Diamond Bank is planning the biggest fund raising by a Nigerian lender this year as banks seek dollars to finance oil, power and other infrastructure projects, while meeting central bank capital requirements.
The Lagos-based lender plans to raise as much as $750 million in shares or bonds this year to fund more projects and raise its capital adequacy ratio, a measure of financial strength, to between 20 percent and 25 percent, according to Chief Financial Officer Abdulrahman Yinusa.

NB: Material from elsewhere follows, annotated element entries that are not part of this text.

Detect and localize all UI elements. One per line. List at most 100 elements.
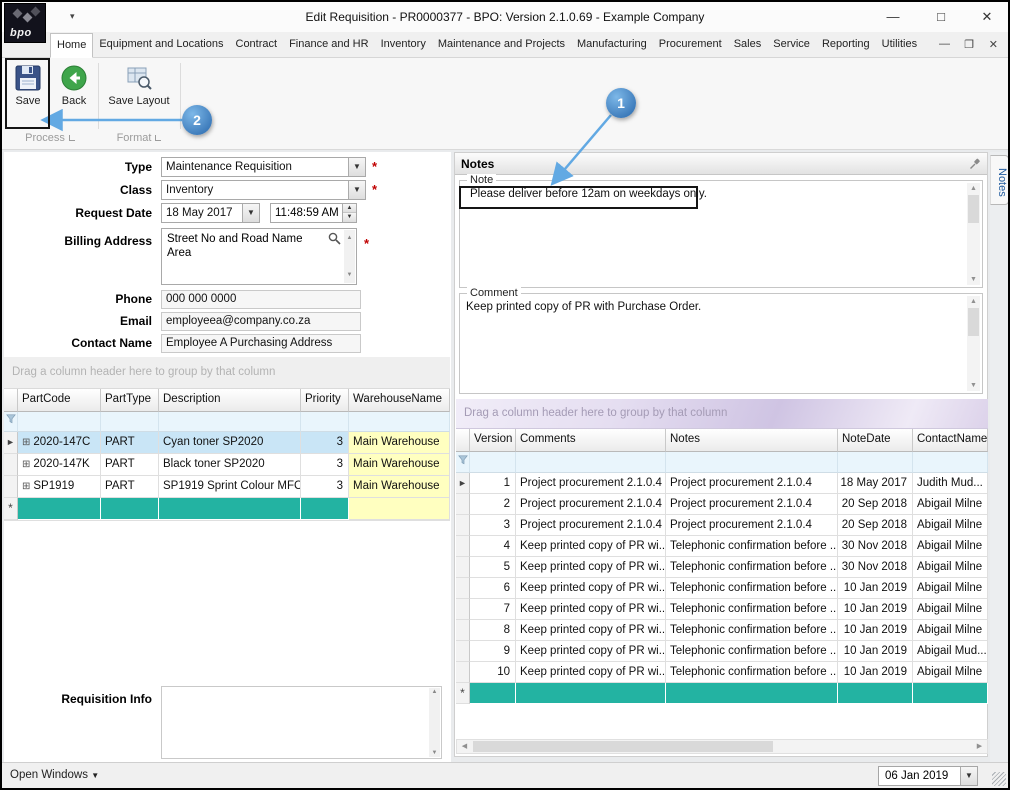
- scrollbar-thumb[interactable]: [968, 195, 979, 223]
- maximize-button[interactable]: □: [926, 6, 956, 28]
- cell-version[interactable]: 1: [470, 473, 516, 494]
- cell-version[interactable]: 6: [470, 578, 516, 599]
- pin-icon[interactable]: [969, 158, 981, 170]
- mdi-minimize-button[interactable]: —: [939, 38, 950, 50]
- cell-contactname[interactable]: Abigail Milne: [913, 578, 988, 599]
- scroll-down-icon[interactable]: ▼: [967, 276, 980, 283]
- cell-notes[interactable]: Telephonic confirmation before ...: [666, 536, 838, 557]
- column-header-contactname[interactable]: ContactName: [913, 429, 988, 452]
- table-row[interactable]: 2 Project procurement 2.1.0.4 Project pr…: [456, 494, 988, 515]
- notes-grid-horizontal-scrollbar[interactable]: ◀ ▶: [456, 739, 988, 754]
- expand-icon[interactable]: ⊞: [22, 432, 30, 453]
- cell-notedate[interactable]: 10 Jan 2019: [838, 578, 913, 599]
- dropdown-icon[interactable]: ▼: [348, 158, 365, 176]
- cell-version[interactable]: 2: [470, 494, 516, 515]
- tab-home[interactable]: Home: [50, 33, 94, 58]
- table-row[interactable]: 3 Project procurement 2.1.0.4 Project pr…: [456, 515, 988, 536]
- table-row[interactable]: ⊞ SP1919 PART SP1919 Sprint Colour MFC 3 …: [4, 476, 450, 498]
- cell-notedate[interactable]: 10 Jan 2019: [838, 599, 913, 620]
- new-cell[interactable]: [349, 498, 450, 520]
- filter-cell[interactable]: [159, 412, 301, 432]
- dropdown-icon[interactable]: ▼: [960, 767, 977, 785]
- cell-priority[interactable]: 3: [301, 476, 349, 498]
- phone-field[interactable]: 000 000 0000: [161, 290, 361, 309]
- cell-notedate[interactable]: 30 Nov 2018: [838, 536, 913, 557]
- request-time-spinner[interactable]: 11:48:59 AM ▲ ▼: [270, 203, 357, 223]
- tab-sales[interactable]: Sales: [728, 33, 768, 58]
- table-row[interactable]: 7 Keep printed copy of PR wi... Telephon…: [456, 599, 988, 620]
- cell-version[interactable]: 3: [470, 515, 516, 536]
- contact-name-field[interactable]: Employee A Purchasing Address: [161, 334, 361, 353]
- cell-partcode[interactable]: ⊞ SP1919: [18, 476, 101, 498]
- class-combobox[interactable]: Inventory ▼: [161, 180, 366, 200]
- cell-contactname[interactable]: Abigail Milne: [913, 557, 988, 578]
- cell-priority[interactable]: 3: [301, 432, 349, 454]
- cell-comments[interactable]: Keep printed copy of PR wi...: [516, 578, 666, 599]
- cell-comments[interactable]: Keep printed copy of PR wi...: [516, 620, 666, 641]
- mdi-close-button[interactable]: ✕: [989, 38, 998, 51]
- cell-version[interactable]: 7: [470, 599, 516, 620]
- new-cell[interactable]: [516, 683, 666, 704]
- cell-warehousename[interactable]: Main Warehouse: [349, 454, 450, 476]
- cell-notedate[interactable]: 20 Sep 2018: [838, 515, 913, 536]
- filter-cell[interactable]: [470, 452, 516, 473]
- filter-cell[interactable]: [18, 412, 101, 432]
- cell-parttype[interactable]: PART: [101, 476, 159, 498]
- cell-parttype[interactable]: PART: [101, 432, 159, 454]
- comment-text[interactable]: Keep printed copy of PR with Purchase Or…: [466, 301, 701, 313]
- cell-partcode[interactable]: ⊞ 2020-147C: [18, 432, 101, 454]
- cell-notedate[interactable]: 18 May 2017: [838, 473, 913, 494]
- table-row[interactable]: ► ⊞ 2020-147C PART Cyan toner SP2020 3 Ma…: [4, 432, 450, 454]
- tab-finance-and-hr[interactable]: Finance and HR: [283, 33, 375, 58]
- scroll-up-icon[interactable]: ▲: [967, 185, 980, 192]
- cell-comments[interactable]: Project procurement 2.1.0.4: [516, 515, 666, 536]
- spin-up-icon[interactable]: ▲: [343, 204, 356, 213]
- comment-scrollbar[interactable]: ▲ ▼: [967, 296, 980, 391]
- cell-partcode[interactable]: ⊞ 2020-147K: [18, 454, 101, 476]
- title-bar[interactable]: ▾ Edit Requisition - PR0000377 - BPO: Ve…: [2, 2, 1008, 32]
- notes-grid-filter-row[interactable]: [456, 452, 988, 473]
- tab-equipment-and-locations[interactable]: Equipment and Locations: [93, 33, 229, 58]
- group-by-hint[interactable]: Drag a column header here to group by th…: [456, 399, 988, 429]
- note-scrollbar[interactable]: ▲ ▼: [967, 183, 980, 285]
- new-cell[interactable]: [470, 683, 516, 704]
- cell-notes[interactable]: Telephonic confirmation before ...: [666, 641, 838, 662]
- cell-version[interactable]: 8: [470, 620, 516, 641]
- cell-notes[interactable]: Telephonic confirmation before ...: [666, 578, 838, 599]
- table-row[interactable]: 9 Keep printed copy of PR wi... Telephon…: [456, 641, 988, 662]
- new-cell[interactable]: [913, 683, 988, 704]
- tab-inventory[interactable]: Inventory: [375, 33, 432, 58]
- table-row[interactable]: 6 Keep printed copy of PR wi... Telephon…: [456, 578, 988, 599]
- time-spin-buttons[interactable]: ▲ ▼: [342, 204, 356, 222]
- filter-cell[interactable]: [349, 412, 450, 432]
- filter-cell[interactable]: [838, 452, 913, 473]
- new-cell[interactable]: [838, 683, 913, 704]
- tab-manufacturing[interactable]: Manufacturing: [571, 33, 653, 58]
- new-cell[interactable]: [666, 683, 838, 704]
- cell-warehousename[interactable]: Main Warehouse: [349, 432, 450, 454]
- scroll-up-icon[interactable]: ▲: [967, 298, 980, 305]
- cell-notes[interactable]: Telephonic confirmation before ...: [666, 557, 838, 578]
- cell-parttype[interactable]: PART: [101, 454, 159, 476]
- cell-description[interactable]: Black toner SP2020: [159, 454, 301, 476]
- requisition-info-scrollbar[interactable]: ▲ ▼: [429, 688, 440, 757]
- resize-grip[interactable]: [992, 772, 1006, 786]
- tab-contract[interactable]: Contract: [230, 33, 284, 58]
- cell-contactname[interactable]: Abigail Milne: [913, 536, 988, 557]
- column-header-comments[interactable]: Comments: [516, 429, 666, 452]
- email-field[interactable]: employeea@company.co.za: [161, 312, 361, 331]
- mdi-restore-button[interactable]: ❐: [964, 38, 974, 51]
- scroll-up-icon[interactable]: ▲: [344, 231, 355, 245]
- table-row[interactable]: 10 Keep printed copy of PR wi... Telepho…: [456, 662, 988, 683]
- column-header-partcode[interactable]: PartCode: [18, 389, 101, 412]
- filter-cell[interactable]: [516, 452, 666, 473]
- cell-comments[interactable]: Project procurement 2.1.0.4: [516, 494, 666, 515]
- new-cell[interactable]: [101, 498, 159, 520]
- group-launcher-icon[interactable]: [68, 135, 75, 141]
- scrollbar-thumb[interactable]: [473, 741, 773, 752]
- column-header-version[interactable]: Version: [470, 429, 516, 452]
- cell-contactname[interactable]: Abigail Milne: [913, 494, 988, 515]
- minimize-button[interactable]: —: [878, 6, 908, 28]
- group-launcher-icon[interactable]: [155, 135, 162, 141]
- billing-address-scrollbar[interactable]: ▲ ▼: [344, 230, 355, 283]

The Central Bank of Nigeria requires a ratio of 15 percent and Diamond Bank’s was 17.3 percent at the end of 2012.
Fidelity Bank Plc is planning to issue a $350 million Eurobond to finance infrastructure including power and oil and gas industry projects. While Nigeria’s banks are returning to profit after the industry came near to collapse in a debt crisis in 2008 and 2009, many lenders need to rebuild their capital adequacy requirements, said Ronak Gadhia, an African equity analyst at Exotix Ltd. in London. Lenders also need access to dollars if they want to benefit from project lending, he said.
“The retail market hasn’t really taken off and most of their loan growth is being driven by big infrastructure lending or big projects in the oil and gas industry or the power industry which everyone seems to be getting excited about,” Gadhia said. “A lot of that lending has to happen in dollars.”
Nigeria, Africa’s top oil producer, is selling majority stakes in power plants and letting private investors acquire holding of as much as 60 percent in six transmission and 11 power distribution companies spun out of the former state-owned utility.
Banks have also increased lending to the oil industry as smaller producers increased drilling activity as they seek to boost output. Companies including London-based Heritage Oil Plc and Lagos-based Neconde Energy Ltd. bought stakes in fields owned by Royal Dutch Shell Plc, Eni SpA and Total SA.
“Confidence is returning on the Nigerian capital market, likewise returns, which is good for what we want to do,” Yinusa said in a phone interview yesterday. “Returns on Nigerian international debt instruments like the Eurobonds have been impressive, likewise investor interest, that for us gives us a chance.”
The Nigerian Stock Exchange All-Share Index has advanced 21 percent this year, the third best performance in Africa, according to data compiled by Bloomberg. Yields on Nigeria’s Eurobonds have fallen 30 basis points this month to 4.04 percent, the lowest since Jan. 31.
Central Bank of Nigeria Governor Lamido Sanusi fired the chief executive officers of eight of the country’s 24 lenders in 2009 and the government set up the Asset Management Corp. of Nigeria in 2010 to buy bad debts from the country’s banks, including a N25 billion ($159 million) loan Diamond Bank had extended to Geometric Power Ltd., a power generation company.